Reinventing Regenerative Medicine in Edinburgh

Le SCRM (Scottish Centre for Regenerative Medicine) jouera un rôle clé dans le développement des sciences de la vie en Écosse, en combinant la recherche, la fabrication et la commercialisation de lignées de cellules souches.

Autres outils

 

Le projet SCRM prévoit la création d’environ 9 000 m² d’installations de recherche au sein de l’Université d’Édimbourg BioQuarter, elle-même un projet stratégique clé réunissant des leaders mondiaux dans le domaine de la recherche en médecine régénératrice. Le projet SCRM offre un environnement optimal pour la recherche, la collaboration scientifique et le développement.
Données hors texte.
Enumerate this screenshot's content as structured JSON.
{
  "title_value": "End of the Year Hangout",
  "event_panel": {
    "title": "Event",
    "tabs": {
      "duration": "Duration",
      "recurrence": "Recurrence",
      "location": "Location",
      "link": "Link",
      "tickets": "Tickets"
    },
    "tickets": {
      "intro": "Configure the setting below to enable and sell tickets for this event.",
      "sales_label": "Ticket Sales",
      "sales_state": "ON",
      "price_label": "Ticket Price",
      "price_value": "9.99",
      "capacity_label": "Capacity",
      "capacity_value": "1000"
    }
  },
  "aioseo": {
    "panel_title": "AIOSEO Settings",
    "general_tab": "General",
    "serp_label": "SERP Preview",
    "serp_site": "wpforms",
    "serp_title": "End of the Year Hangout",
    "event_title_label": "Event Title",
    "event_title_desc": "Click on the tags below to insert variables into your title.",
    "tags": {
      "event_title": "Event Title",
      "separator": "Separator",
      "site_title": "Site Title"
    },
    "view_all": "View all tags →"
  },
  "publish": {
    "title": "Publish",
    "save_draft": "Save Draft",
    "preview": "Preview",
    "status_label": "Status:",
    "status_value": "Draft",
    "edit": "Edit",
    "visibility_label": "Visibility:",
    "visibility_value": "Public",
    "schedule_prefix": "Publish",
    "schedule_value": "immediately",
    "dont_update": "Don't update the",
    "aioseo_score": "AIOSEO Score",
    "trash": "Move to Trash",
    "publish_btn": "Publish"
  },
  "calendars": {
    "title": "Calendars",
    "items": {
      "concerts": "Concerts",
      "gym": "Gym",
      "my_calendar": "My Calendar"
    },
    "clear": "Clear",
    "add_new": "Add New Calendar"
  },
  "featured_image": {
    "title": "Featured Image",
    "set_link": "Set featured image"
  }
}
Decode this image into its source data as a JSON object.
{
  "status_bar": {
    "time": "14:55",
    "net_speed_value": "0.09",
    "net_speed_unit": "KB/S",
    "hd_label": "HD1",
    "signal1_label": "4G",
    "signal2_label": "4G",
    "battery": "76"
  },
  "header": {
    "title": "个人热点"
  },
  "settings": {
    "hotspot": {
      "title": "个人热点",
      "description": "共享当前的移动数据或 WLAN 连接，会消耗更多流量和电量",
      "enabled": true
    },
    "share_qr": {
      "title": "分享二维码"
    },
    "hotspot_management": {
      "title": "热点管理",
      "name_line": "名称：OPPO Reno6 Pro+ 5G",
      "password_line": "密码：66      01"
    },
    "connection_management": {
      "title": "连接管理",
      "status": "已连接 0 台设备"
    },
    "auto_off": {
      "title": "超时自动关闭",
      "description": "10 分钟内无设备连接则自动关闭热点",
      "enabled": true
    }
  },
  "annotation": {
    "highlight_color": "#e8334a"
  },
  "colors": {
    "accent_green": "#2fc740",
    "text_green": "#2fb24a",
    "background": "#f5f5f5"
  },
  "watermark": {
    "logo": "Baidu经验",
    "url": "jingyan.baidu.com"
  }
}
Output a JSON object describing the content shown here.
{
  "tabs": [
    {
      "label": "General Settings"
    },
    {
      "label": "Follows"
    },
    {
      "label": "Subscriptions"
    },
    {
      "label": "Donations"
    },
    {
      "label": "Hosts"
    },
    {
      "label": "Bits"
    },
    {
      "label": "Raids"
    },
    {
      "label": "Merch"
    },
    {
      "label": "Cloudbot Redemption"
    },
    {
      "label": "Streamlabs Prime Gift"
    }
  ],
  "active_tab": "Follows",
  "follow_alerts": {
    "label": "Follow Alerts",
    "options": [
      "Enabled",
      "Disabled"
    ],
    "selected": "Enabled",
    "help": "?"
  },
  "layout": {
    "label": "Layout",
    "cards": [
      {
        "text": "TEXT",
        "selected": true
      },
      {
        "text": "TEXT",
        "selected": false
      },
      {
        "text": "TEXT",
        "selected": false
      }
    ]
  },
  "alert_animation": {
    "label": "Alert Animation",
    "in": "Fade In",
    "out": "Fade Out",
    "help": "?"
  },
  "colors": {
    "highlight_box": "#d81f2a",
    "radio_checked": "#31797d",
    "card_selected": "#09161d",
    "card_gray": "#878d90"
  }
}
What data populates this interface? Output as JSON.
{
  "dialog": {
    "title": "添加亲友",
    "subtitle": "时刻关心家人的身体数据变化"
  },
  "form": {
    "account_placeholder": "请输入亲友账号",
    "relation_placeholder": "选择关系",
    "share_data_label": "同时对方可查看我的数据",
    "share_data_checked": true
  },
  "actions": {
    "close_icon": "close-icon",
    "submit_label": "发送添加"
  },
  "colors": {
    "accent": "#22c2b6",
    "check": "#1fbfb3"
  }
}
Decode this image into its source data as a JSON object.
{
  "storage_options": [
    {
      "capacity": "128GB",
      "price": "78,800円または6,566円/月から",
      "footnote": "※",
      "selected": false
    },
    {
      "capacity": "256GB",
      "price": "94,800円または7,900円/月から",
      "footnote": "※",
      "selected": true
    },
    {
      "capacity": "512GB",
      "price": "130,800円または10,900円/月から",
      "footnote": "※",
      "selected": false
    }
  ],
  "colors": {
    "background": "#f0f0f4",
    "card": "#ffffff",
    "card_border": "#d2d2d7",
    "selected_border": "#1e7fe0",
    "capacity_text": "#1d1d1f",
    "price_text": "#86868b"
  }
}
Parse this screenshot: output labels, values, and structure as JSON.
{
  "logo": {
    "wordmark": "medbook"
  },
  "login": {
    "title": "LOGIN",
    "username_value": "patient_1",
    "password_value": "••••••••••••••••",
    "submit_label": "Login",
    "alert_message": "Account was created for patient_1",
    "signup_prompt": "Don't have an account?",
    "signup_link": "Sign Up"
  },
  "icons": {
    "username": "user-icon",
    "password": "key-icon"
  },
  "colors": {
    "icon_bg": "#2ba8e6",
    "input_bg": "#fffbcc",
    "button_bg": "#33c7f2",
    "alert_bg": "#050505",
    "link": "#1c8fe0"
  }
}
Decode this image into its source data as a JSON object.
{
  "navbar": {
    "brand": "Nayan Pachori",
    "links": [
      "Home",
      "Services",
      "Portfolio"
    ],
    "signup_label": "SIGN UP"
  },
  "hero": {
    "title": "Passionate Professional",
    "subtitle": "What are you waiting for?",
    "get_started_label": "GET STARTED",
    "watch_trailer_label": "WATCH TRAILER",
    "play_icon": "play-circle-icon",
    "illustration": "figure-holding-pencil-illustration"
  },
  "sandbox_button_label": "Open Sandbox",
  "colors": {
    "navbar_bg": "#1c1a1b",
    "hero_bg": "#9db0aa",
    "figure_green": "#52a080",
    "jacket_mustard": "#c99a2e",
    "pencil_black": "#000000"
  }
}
Mise en valeur des sciences de la vie

Le projet SCRM sera consacré à soutenir des entreprises et des réseaux de recherche, permettant ainsi le développement de nouveaux produits et services, et devrait mener à la création d’entreprises essaimées. Ce projet jouera un rôle essentiel dans le développement des sciences de la vie en Écosse et contribuera à l’obtention d’une masse critique, suscitant d’autres investissements. Ce projet interagira également avec des sociétés existantes du secteur des sciences de la vie. Il donnera naissance à de nouvelles entreprises à forte croissance résultant des activités de commercialisation et offrira des possibilités de mise en réseau ainsi que de collaboration.

L’investissement dans l’infrastructure réalisé dans le cadre du projet SCRM prévoit une surface intérieure au sol d’environ 9 000 m² accueillant 280 membres du personnel affectés à la recherche de laboratoire et à la recherche translationnelle. Cette surface comprend 5 570 m² d’espace purement destiné à la recherche, au soutien à la recherche, aux bureaux et à l’administration, une installation de recherche biomédicale de 750 m² pour les travaux in vivo sur des modèles non humains, un installation de salles blanches de 930 m² pour le développement et la fabrication à grande échelle de cellules ainsi que de produits à base de tissus conformes aux normes de bonnes pratiques de fabrication (BPF) faisant l’objet d’une licence pour les essais cliniques et les applications thérapeutiques. Par ailleurs, 1 750 m² sont réservés comme zones d’aménagement et d’installation auxiliaires. L’ensemble du site est entièrement équipé: matériel scientifique destiné aux laboratoires, au vivarium et aux zones de BPF, infrastructure informatique et matériel de bureau, meubles et accessoires généraux du bâtiment.

Avantageux pour la communauté

Les indicateurs clés de production du projet comprennent le soutien à 26 entreprises ainsi qu’à 20 réseaux et partenariats dans le secteur de la recherche. Quatre-vingt-onze nouveaux produits et services seront développés grâce à l’appui d’entreprises et de centres de recherche. Pendant la phase de mise en œuvre triennale, 396 emplois devraient être créés. Ensuite, 360 emplois seront créés au cours de la période d’exploitation du projet.

On estime également que le projet pourrait générer 822 millions d’euros de revenus découlant de la recherche entre 2007/8 et 2028/29, et 157 millions d’euros de chiffre d’affaires pour l’attribution des licences. 19 entreprises essaimées seront créées d’ici 2029 dans la région d’Édimbourg et du Lothian, 526 personnes étant employées à temps plein et le chiffre d’affaires étant estimé à 57 millions d’euros par an.

Le projet est géré par l’Université d’Édimbourg comme chef de file, avec Roslin Cells, une société créée par la Fondation Roslin, l’Université d’Édimbourg et Scottish Enterprise, le Scottish Funding Council ainsi que le Medical Research Council. Le bénéficiaire direct du SCRM sera l’Université d’Édimbourg. Plus généralement, ce projet profitera aussi au secteur des sciences de la vie dans le cluster environnant et en Écosse au sens large.